Eddie allowed the tycoon to throw him out the door. "Fine, Maroon. I'll get you those pictures, but job's gonna cost you a hundred bucks, plus expenses."

"A hundred bucks! That's ridiculous! That's extortion, Valiant!" Maroon shot back.

"Oh, shut up. You of all people in Hollywood can afford it," said Eddie. "Take it, or leave it."

The secretary was right. Maroon was cheap!

"Alright, alright. You've got your hundred bucks.
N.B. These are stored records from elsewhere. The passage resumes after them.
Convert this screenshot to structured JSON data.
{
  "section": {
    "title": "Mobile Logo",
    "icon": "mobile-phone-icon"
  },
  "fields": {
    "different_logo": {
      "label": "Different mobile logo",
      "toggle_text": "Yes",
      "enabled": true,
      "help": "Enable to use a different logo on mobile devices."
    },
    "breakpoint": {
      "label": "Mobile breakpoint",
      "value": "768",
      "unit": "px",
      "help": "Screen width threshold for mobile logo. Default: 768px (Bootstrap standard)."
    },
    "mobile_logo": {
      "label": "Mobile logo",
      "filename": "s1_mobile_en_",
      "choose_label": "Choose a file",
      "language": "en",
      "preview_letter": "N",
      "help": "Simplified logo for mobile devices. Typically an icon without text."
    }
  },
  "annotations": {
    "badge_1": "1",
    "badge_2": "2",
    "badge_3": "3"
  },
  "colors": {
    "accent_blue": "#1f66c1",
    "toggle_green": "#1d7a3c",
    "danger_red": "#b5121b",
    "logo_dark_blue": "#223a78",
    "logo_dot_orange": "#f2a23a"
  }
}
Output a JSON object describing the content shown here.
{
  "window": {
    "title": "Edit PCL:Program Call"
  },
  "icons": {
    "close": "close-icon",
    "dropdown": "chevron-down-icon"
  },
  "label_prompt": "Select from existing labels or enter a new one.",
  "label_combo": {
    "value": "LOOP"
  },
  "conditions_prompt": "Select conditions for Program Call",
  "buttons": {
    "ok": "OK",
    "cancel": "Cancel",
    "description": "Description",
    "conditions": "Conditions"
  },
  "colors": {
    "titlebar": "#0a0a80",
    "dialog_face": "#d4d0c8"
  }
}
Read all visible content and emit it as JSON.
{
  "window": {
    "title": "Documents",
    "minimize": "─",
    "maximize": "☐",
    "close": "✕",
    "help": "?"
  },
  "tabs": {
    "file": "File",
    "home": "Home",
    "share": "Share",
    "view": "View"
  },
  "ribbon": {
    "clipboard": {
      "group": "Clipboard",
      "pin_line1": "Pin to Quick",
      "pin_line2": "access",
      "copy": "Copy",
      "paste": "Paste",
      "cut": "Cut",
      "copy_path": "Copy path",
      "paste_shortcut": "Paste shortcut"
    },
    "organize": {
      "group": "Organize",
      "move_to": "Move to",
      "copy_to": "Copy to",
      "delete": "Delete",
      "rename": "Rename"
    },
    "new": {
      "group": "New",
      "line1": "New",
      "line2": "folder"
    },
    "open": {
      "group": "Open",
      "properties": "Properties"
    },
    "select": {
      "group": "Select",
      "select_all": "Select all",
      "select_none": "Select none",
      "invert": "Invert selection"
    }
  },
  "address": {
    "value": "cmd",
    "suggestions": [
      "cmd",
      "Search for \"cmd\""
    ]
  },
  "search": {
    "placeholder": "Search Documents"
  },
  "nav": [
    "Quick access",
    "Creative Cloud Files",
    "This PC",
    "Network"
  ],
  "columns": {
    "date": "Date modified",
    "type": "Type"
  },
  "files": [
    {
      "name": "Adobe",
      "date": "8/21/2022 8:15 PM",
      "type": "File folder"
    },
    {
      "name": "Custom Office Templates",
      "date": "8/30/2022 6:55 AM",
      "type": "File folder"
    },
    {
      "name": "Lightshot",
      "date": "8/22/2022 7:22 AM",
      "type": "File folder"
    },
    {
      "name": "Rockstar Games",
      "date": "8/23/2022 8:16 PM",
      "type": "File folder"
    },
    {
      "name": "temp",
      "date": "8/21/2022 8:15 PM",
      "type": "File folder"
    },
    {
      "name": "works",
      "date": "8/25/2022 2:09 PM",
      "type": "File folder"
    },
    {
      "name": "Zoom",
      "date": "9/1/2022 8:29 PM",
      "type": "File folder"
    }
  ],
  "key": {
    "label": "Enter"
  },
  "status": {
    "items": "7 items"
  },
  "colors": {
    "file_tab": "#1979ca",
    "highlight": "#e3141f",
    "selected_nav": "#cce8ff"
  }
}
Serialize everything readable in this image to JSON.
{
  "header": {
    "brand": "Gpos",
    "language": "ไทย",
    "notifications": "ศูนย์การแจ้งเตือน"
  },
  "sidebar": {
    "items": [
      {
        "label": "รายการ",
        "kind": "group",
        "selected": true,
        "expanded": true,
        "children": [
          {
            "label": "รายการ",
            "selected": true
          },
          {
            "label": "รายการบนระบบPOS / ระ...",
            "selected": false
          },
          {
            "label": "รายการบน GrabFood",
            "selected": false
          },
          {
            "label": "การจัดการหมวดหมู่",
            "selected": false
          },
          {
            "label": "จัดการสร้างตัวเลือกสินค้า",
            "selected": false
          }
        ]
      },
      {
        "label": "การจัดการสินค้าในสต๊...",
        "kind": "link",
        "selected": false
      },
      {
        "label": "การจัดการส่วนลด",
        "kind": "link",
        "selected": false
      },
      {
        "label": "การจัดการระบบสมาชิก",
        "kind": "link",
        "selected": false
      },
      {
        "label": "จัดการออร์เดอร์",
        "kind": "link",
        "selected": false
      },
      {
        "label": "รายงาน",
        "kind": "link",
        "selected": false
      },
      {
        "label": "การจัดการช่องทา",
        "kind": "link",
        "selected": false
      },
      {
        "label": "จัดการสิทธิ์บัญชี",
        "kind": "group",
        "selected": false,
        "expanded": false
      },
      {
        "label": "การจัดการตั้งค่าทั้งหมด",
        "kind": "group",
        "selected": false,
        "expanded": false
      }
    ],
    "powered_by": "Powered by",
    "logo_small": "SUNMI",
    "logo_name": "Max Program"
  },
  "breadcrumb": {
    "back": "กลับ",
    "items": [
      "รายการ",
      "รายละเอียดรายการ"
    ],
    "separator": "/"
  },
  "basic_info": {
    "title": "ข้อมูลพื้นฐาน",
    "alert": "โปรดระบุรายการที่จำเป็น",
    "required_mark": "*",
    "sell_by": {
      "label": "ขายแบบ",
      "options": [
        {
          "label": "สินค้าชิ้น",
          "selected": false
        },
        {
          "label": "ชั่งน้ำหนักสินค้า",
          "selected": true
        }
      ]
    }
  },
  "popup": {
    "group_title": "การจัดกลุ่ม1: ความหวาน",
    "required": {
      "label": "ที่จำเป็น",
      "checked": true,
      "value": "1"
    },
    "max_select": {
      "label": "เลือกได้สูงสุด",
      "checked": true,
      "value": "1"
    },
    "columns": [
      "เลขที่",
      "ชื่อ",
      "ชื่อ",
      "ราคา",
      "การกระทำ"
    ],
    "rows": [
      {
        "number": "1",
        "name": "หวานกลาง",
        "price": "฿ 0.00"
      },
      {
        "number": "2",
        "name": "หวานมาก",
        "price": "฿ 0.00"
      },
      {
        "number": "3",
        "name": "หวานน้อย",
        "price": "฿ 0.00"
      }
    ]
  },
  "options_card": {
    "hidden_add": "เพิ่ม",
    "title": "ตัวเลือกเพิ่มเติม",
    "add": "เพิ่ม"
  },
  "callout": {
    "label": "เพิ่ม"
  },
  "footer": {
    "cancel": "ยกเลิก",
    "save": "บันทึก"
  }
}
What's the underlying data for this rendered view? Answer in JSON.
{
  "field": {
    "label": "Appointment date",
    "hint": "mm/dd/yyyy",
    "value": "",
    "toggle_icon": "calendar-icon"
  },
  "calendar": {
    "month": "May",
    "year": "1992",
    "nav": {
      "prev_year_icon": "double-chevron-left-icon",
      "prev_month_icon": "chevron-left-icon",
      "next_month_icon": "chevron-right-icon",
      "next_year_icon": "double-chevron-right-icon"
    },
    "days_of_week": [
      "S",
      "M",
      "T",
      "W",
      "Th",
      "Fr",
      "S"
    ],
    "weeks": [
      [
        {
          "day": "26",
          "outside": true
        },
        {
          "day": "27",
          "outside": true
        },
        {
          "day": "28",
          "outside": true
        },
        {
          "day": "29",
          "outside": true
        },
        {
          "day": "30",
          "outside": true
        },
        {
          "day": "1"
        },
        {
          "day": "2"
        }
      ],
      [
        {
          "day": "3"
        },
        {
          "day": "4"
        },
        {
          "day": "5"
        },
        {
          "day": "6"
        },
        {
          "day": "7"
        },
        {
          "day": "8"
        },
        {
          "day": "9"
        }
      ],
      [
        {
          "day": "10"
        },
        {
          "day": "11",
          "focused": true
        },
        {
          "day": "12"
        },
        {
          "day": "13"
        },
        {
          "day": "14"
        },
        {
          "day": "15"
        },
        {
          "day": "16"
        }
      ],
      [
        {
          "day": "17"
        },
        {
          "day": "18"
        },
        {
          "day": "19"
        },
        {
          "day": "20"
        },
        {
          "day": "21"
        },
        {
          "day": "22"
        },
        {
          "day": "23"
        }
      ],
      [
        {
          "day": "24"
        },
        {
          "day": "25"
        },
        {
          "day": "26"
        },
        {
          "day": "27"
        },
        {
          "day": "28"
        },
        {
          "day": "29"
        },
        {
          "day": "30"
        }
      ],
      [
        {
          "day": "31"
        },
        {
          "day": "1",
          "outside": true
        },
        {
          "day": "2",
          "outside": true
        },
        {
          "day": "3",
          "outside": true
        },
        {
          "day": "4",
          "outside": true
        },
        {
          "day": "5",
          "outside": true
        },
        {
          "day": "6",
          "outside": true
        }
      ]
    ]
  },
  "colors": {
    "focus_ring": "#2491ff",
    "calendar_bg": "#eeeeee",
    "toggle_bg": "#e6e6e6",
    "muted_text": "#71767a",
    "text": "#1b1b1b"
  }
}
Just get going and I'll see you again later tonight," Maroon said, then slammed the office doors in their faces.

Eddie crammed his fedora back on and adjusted his overcoat. "This job better be worth it," he said, remembering the girl.

He regarded Dani. "Come on, kid. Lets get this done and be on with our lives."

"Just so you know I'm not all happy about this either," Dani chirped. "I don't work for toons."

"Good for you, but tonight you work for me," Eddie remarked and strode down the hall in the direction of the exit. He looked back to where the girl stood rooted outside Maroon's office.

"You coming, kid?" he yelled down the hall.

Heaving a groan, Dani followed after Eddie Valiant reluctantly, keeping to the old detective's shadow.